2.      Mengaktualisasi Potensi Siswa
Upaya pengembangan peserta didik agar mampu mengaktualisasikan potensi-potensi yang dimilikinya merupakan tangung jawab seluruh guru.Dalam praktek pelaksanaan pendidikan disekolah masih seringkali terdapat persepsi yang memishakan tanggung jawab guru dalam batas-batas pengembangan potensi tertentu dari peserta didik.
Kelas menjadi sentral dari upaya-upaya pengembangan peserta didik secara komprehensif. Karena itu proses pembelajaran dikelas harus benar-benar dirancang sebaik mungkin untuk memungkinkan perkembangan potensi-potensi siswa secara optimal.oleh sebab itu kompetensi pedagogis, khusunya berkenaan dengan upaya mengaktualisasikan bergabagi potensi yang dimiliki anak ini harus benar-benar mendapat perhatian yang serius dari semua guru.

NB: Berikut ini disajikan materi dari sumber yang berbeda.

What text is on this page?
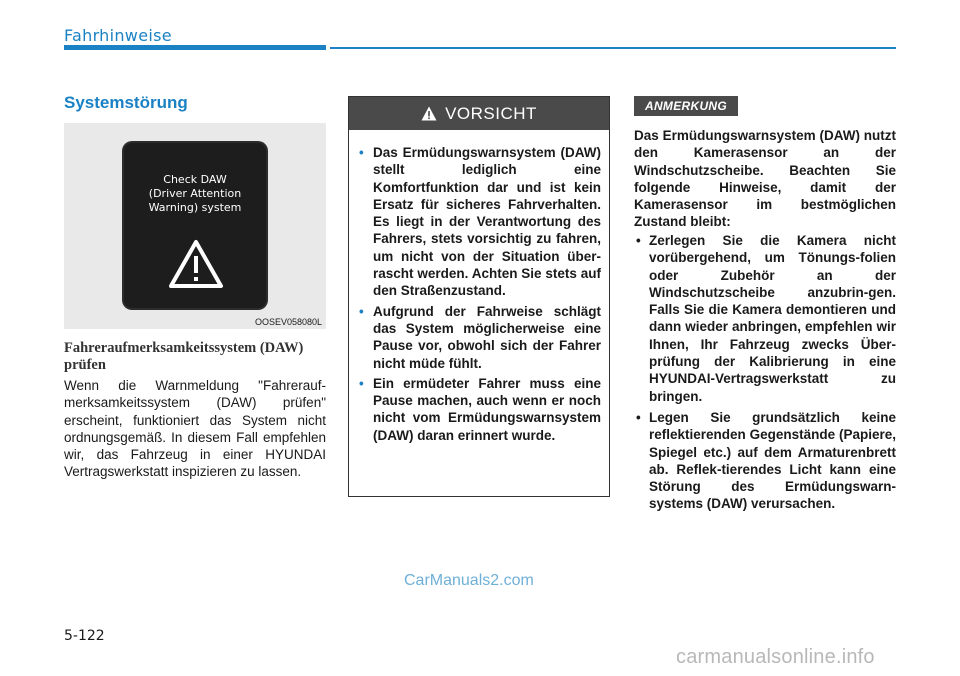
Fahrhinweise
Systemstörung
Check DAW
(Driver Attention
Warning) system
OOSEV058080L
Fahreraufmerksamkeitssystem (DAW) prüfen
Wenn die Warnmeldung "Fahrerauf-merksamkeitssystem (DAW) prüfen" erscheint, funktioniert das System nicht ordnungsgemäß. In diesem Fall empfehlen wir, das Fahrzeug in einer HYUNDAI Vertragswerkstatt inspizieren zu lassen.
VORSICHT
• Das Ermüdungswarnsystem (DAW) stellt lediglich eine Komfortfunktion dar und ist kein Ersatz für sicheres Fahrverhalten. Es liegt in der Verantwortung des Fahrers, stets vorsichtig zu fahren, um nicht von der Situation über-rascht werden. Achten Sie stets auf den Straßenzustand.
• Aufgrund der Fahrweise schlägt das System möglicherweise eine Pause vor, obwohl sich der Fahrer nicht müde fühlt.
• Ein ermüdeter Fahrer muss eine Pause machen, auch wenn er noch nicht vom Ermüdungswarnsystem (DAW) daran erinnert wurde.
ANMERKUNG
Das Ermüdungswarnsystem (DAW) nutzt den Kamerasensor an der Windschutzscheibe. Beachten Sie folgende Hinweise, damit der Kamerasensor im bestmöglichen Zustand bleibt:
• Zerlegen Sie die Kamera nicht vorübergehend, um Tönungs-folien oder Zubehör an der Windschutzscheibe anzubrin-gen. Falls Sie die Kamera demontieren und dann wieder anbringen, empfehlen wir Ihnen, Ihr Fahrzeug zwecks Über-prüfung der Kalibrierung in eine HYUNDAI-Vertragswerkstatt zu bringen.
• Legen Sie grundsätzlich keine reflektierenden Gegenstände (Papiere, Spiegel etc.) auf dem Armaturenbrett ab. Reflek-tierendes Licht kann eine Störung des Ermüdungswarn-systems (DAW) verursachen.
CarManuals2.com
5-122
carmanualsonline.info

3.      Pemilihan Bahan Pembelajaran
Untuk terwujudnya iklim dan proses pembelajaran yang kondusif perlu didukung oleh berbagai faktor, baik berkenaan dengan kemampuan guru, misalnya didalam memilih bahan ajar, sarana, dan fasilitas pendukung serta yang tidak kalah pentingnya kesiapan dan motivasi siswa untuk belajar dan mencapai hasil belajar yang optimal.
Dalam pemilihan bahan ajar ada beberapa prinsip yang perlu diperhatikan, antara lain:
a.       Prinsip Relevansi
Artinya pembelajaran haarus relevan atau ada kaitan dengan pencapaian standart kompetensi dan kompetensi dasar.
b.      Prinsip Konsistensi
Artinya keajegan.
c.       Prinsip Kecukupan
Artinya materi yang diajarkan hendaknya memadai dalam membantu siswa mengusai kompetensi dasar yang diajarkan.
Metode pembelajaran yang baik harus didukung oleh berbagai faktor penunjang seperti perhatian serta dukungan orang tua, keadaan lingkungan, serta kesehatan yang baik dan gizi anak yang cukup.



DAFTAR RUJUKAN

Desmita. 2012. Psikologi Perkembangan Peserta Didik. Bandung: Remaja Rosdakarya.
Thobroni Muhammad & Arif Mustofa. 2012. Belajar & Pembelajaran. Jogjakarta:Ar-Ruzz Media.